High‐Performance CO 2 Adsorption of Nitrogen‐Doped Porous Carbons Synthesized From Coal Waste Precursors

Intensifying global climate change and continuously increasing CO 2 emissions make the development of efficient, low‐cost CO 2 capture technologies a critical global challenge. Porous carbon materials have emerged as a research hotspot in CO 2 adsorption due to their high specific surface areas, tunable pore structures, and modifiable surface chemistry. In this study, coal tar pitch, anthracite, lignite, and blue‐coke were employed as precursors to prepare and characterize porous carbons via KOH chemical activation and urea‐assisted nitrogen doping, and their CO 2 adsorption performance was investigated. Experimental results demonstrate that the coal‐derived porous carbons exhibit superior structural characteristics, including an ultrahigh specific surface area (up to 3304 m 2 /g), hierarchical pore architecture, and abundant surface functional groups.

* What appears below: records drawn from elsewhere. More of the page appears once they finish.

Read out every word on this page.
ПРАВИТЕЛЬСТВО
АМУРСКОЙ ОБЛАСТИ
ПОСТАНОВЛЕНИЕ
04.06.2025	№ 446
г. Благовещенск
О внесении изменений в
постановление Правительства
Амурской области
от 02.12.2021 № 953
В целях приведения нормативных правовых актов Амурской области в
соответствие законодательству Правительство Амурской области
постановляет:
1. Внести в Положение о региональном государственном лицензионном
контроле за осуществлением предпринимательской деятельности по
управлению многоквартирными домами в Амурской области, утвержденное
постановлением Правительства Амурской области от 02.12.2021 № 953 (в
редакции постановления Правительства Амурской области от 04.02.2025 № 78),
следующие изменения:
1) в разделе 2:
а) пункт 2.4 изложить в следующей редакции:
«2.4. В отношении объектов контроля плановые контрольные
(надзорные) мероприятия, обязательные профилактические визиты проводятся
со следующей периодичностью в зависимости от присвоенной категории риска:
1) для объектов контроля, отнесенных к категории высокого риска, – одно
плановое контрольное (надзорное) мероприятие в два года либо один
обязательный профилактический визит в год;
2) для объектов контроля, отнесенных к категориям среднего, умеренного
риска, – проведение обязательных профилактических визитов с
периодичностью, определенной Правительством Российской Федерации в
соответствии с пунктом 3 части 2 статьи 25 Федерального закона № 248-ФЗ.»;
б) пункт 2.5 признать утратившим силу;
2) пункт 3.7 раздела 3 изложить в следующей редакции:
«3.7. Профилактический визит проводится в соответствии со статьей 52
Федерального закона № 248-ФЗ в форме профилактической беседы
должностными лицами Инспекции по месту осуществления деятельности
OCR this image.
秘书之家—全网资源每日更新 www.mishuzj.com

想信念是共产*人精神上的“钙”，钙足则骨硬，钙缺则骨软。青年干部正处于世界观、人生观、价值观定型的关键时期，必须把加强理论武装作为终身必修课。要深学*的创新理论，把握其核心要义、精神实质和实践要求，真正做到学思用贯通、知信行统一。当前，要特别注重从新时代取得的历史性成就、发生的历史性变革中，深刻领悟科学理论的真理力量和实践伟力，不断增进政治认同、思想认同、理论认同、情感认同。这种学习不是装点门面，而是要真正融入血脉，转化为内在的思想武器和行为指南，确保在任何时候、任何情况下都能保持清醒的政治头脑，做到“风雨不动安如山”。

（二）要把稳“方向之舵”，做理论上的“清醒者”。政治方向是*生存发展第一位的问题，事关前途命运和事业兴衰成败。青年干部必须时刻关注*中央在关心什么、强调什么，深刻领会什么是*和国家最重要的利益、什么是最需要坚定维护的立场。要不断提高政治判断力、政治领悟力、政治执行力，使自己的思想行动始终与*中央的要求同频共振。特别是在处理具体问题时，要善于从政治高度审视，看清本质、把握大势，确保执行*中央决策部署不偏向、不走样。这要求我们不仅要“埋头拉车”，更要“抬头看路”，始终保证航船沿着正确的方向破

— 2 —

Nitrogen doping significantly enhanced surface alkalinity and chemical adsorption capacity, achieving a CO 2 adsorption capacity of 162.1 mg/g at 0.3 MPa—a 25% improvement compared to undoped counterparts. Dynamic adsorption tests revealed good cyclic stability, with adsorption capacity recovery rates of 88.5%–96.6% after 30 min N 2 purging and complete regeneration within 60‐min purging. This study demonstrates coal‐based porous carbons’ excellent PSA performance, highlighting their potential as efficient, low‐cost adsorbents for industrial CO 2 capture and CCUS applications.